Bilal Müftüoğlu
10 Février 2017•Mise à jour: 10 Février 2017
AA - Paris - Bilal Muftuoglu
L'ordre libéral qui règne en Europe connaît sa pire crise depuis la fin de la Deuxième Guerre mondiale avec la hausse des mouvements populistes à tendance xénophobe, a averti, vendredi, le ministre turc de l'Union européenne (UE) Omer Celik.
S'exprimant devant les médias turcs depuis l'Ambassade de Turquie à Paris, Celik est revenu sur l'avenir du Vieux Continent, tout comme ses relations avec la Turquie et ses autres partenaires, dans une atmosphère politique de plus en plus fragilisée par la consolidation de l'extrême-droite.
L'avenir de l'Europe sera déterminé en 2017 par les élections en Allemagne, France et aux Pays-Bas, a tenu à rappeler le ministre turc, mettant en garde contre une éventuelle "dissolution" du projet européen en cas de l'arrivée de l'extrême-droite au pouvoir dans ces trois pays.
Celik s'est montré critique à cet égard des réactions en Europe contre le président américain Donald Trump et ses décrets jugés xénophobes, comme celui interdisant l'entrée sur le sol américain des ressortissants de 7 pays à majorité musulmane pour 90 jours.
"L'Europe s'oppose au décret de Trump, pourtant un bon nombre des pays européens adoptent exactement la même politique à l'égard des migrants. Elle critique la politique protectionniste du président américain, mais elle se montre protectionniste à son tour vis-à-vis de la Turquie", a-t-il estimé.

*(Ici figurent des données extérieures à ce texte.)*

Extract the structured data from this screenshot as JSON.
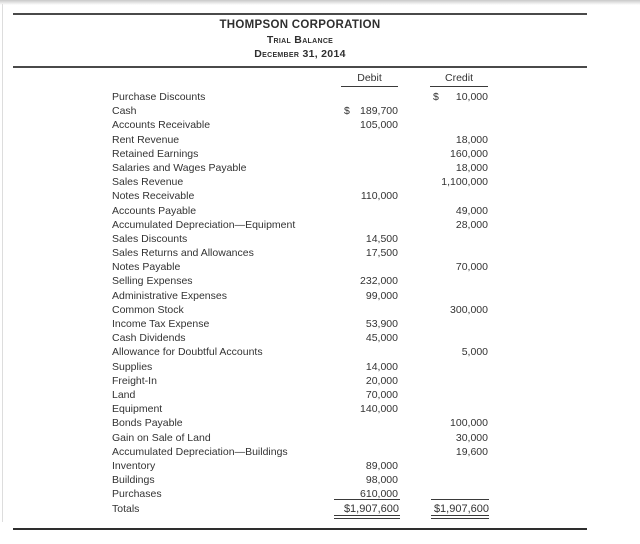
{
  "document": {
    "company": "THOMPSON CORPORATION",
    "report_title": "Trial Balance",
    "report_date": "December 31, 2014"
  },
  "columns": {
    "debit": "Debit",
    "credit": "Credit"
  },
  "rows": [
    {
      "account": "Purchase Discounts",
      "debit_prefix": "",
      "debit": "",
      "credit_prefix": "$",
      "credit": "10,000"
    },
    {
      "account": "Cash",
      "debit_prefix": "$",
      "debit": "189,700",
      "credit_prefix": "",
      "credit": ""
    },
    {
      "account": "Accounts Receivable",
      "debit_prefix": "",
      "debit": "105,000",
      "credit_prefix": "",
      "credit": ""
    },
    {
      "account": "Rent Revenue",
      "debit_prefix": "",
      "debit": "",
      "credit_prefix": "",
      "credit": "18,000"
    },
    {
      "account": "Retained Earnings",
      "debit_prefix": "",
      "debit": "",
      "credit_prefix": "",
      "credit": "160,000"
    },
    {
      "account": "Salaries and Wages Payable",
      "debit_prefix": "",
      "debit": "",
      "credit_prefix": "",
      "credit": "18,000"
    },
    {
      "account": "Sales Revenue",
      "debit_prefix": "",
      "debit": "",
      "credit_prefix": "",
      "credit": "1,100,000"
    },
    {
      "account": "Notes Receivable",
      "debit_prefix": "",
      "debit": "110,000",
      "credit_prefix": "",
      "credit": ""
    },
    {
      "account": "Accounts Payable",
      "debit_prefix": "",
      "debit": "",
      "credit_prefix": "",
      "credit": "49,000"
    },
    {
      "account": "Accumulated Depreciation—Equipment",
      "debit_prefix": "",
      "debit": "",
      "credit_prefix": "",
      "credit": "28,000"
    },
    {
      "account": "Sales Discounts",
      "debit_prefix": "",
      "debit": "14,500",
      "credit_prefix": "",
      "credit": ""
    },
    {
      "account": "Sales Returns and Allowances",
      "debit_prefix": "",
      "debit": "17,500",
      "credit_prefix": "",
      "credit": ""
    },
    {
      "account": "Notes Payable",
      "debit_prefix": "",
      "debit": "",
      "credit_prefix": "",
      "credit": "70,000"
    },
    {
      "account": "Selling Expenses",
      "debit_prefix": "",
      "debit": "232,000",
      "credit_prefix": "",
      "credit": ""
    },
    {
      "account": "Administrative Expenses",
      "debit_prefix": "",
      "debit": "99,000",
      "credit_prefix": "",
      "credit": ""
    },
    {
      "account": "Common Stock",
      "debit_prefix": "",
      "debit": "",
      "credit_prefix": "",
      "credit": "300,000"
    },
    {
      "account": "Income Tax Expense",
      "debit_prefix": "",
      "debit": "53,900",
      "credit_prefix": "",
      "credit": ""
    },
    {
      "account": "Cash Dividends",
      "debit_prefix": "",
      "debit": "45,000",
      "credit_prefix": "",
      "credit": ""
    },
    {
      "account": "Allowance for Doubtful Accounts",
      "debit_prefix": "",
      "debit": "",
      "credit_prefix": "",
      "credit": "5,000"
    },
    {
      "account": "Supplies",
      "debit_prefix": "",
      "debit": "14,000",
      "credit_prefix": "",
      "credit": ""
    },
    {
      "account": "Freight-In",
      "debit_prefix": "",
      "debit": "20,000",
      "credit_prefix": "",
      "credit": ""
    },
    {
      "account": "Land",
      "debit_prefix": "",
      "debit": "70,000",
      "credit_prefix": "",
      "credit": ""
    },
    {
      "account": "Equipment",
      "debit_prefix": "",
      "debit": "140,000",
      "credit_prefix": "",
      "credit": ""
    },
    {
      "account": "Bonds Payable",
      "debit_prefix": "",
      "debit": "",
      "credit_prefix": "",
      "credit": "100,000"
    },
    {
      "account": "Gain on Sale of Land",
      "debit_prefix": "",
      "debit": "",
      "credit_prefix": "",
      "credit": "30,000"
    },
    {
      "account": "Accumulated Depreciation—Buildings",
      "debit_prefix": "",
      "debit": "",
      "credit_prefix": "",
      "credit": "19,600"
    },
    {
      "account": "Inventory",
      "debit_prefix": "",
      "debit": "89,000",
      "credit_prefix": "",
      "credit": ""
    },
    {
      "account": "Buildings",
      "debit_prefix": "",
      "debit": "98,000",
      "credit_prefix": "",
      "credit": ""
    },
    {
      "account": "Purchases",
      "debit_prefix": "",
      "debit": "610,000",
      "credit_prefix": "",
      "credit": ""
    }
  ],
  "totals": {
    "label": "Totals",
    "debit": "$1,907,600",
    "credit": "$1,907,600"
  },
  "colors": {
    "ink": "#333333",
    "rule": "#4a4a4a",
    "bottom_rule": "#2e2e2e"
  }
}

Et le ministre de renchérir: "L'Europe est en train de construire de nouveaux murs de Berlin. Ces murs s'érigeaient initialement contre la Turquie et le monde musulman mais nous assistons actuellement à des barrières imposés au sein même des Etats membres de l'UE".
Celik s'en est pris, à cet effet, aux courants politiques traditionnels en Europe "qui n'ont pas su résister à la vague xénophobe et islamophobe déclenchée par l'extrême-droite".
L'atmosphère politique qui règne actuellement dans le Vieux Continent est "digne de l'entre-deux-guerres", a-t-il encore relevé, soutenant que c'est précisément ce genre de "chaos" que souhaite atteindre l'extrême-droite.
Face à un monde de plus en plus incertain, l'Europe devrait consolider son alliance et se doter des mécanismes plus flexibles, en ce qui concerne son élargissement ou encore sa politique de voisinage, a encore suggéré Celik.
Elle devrait ainsi revenir sur sa relation avec la Turquie qui "n'est plus tenable", a poursuivi le ministre, déplorant son "double visage" à l'égard de la Turquie. "L'Europe ne cesse de nous répéter que nous sommes des partenaires stratégiques, tout en nous critiquant derrière notre dos", a-t-il déploré.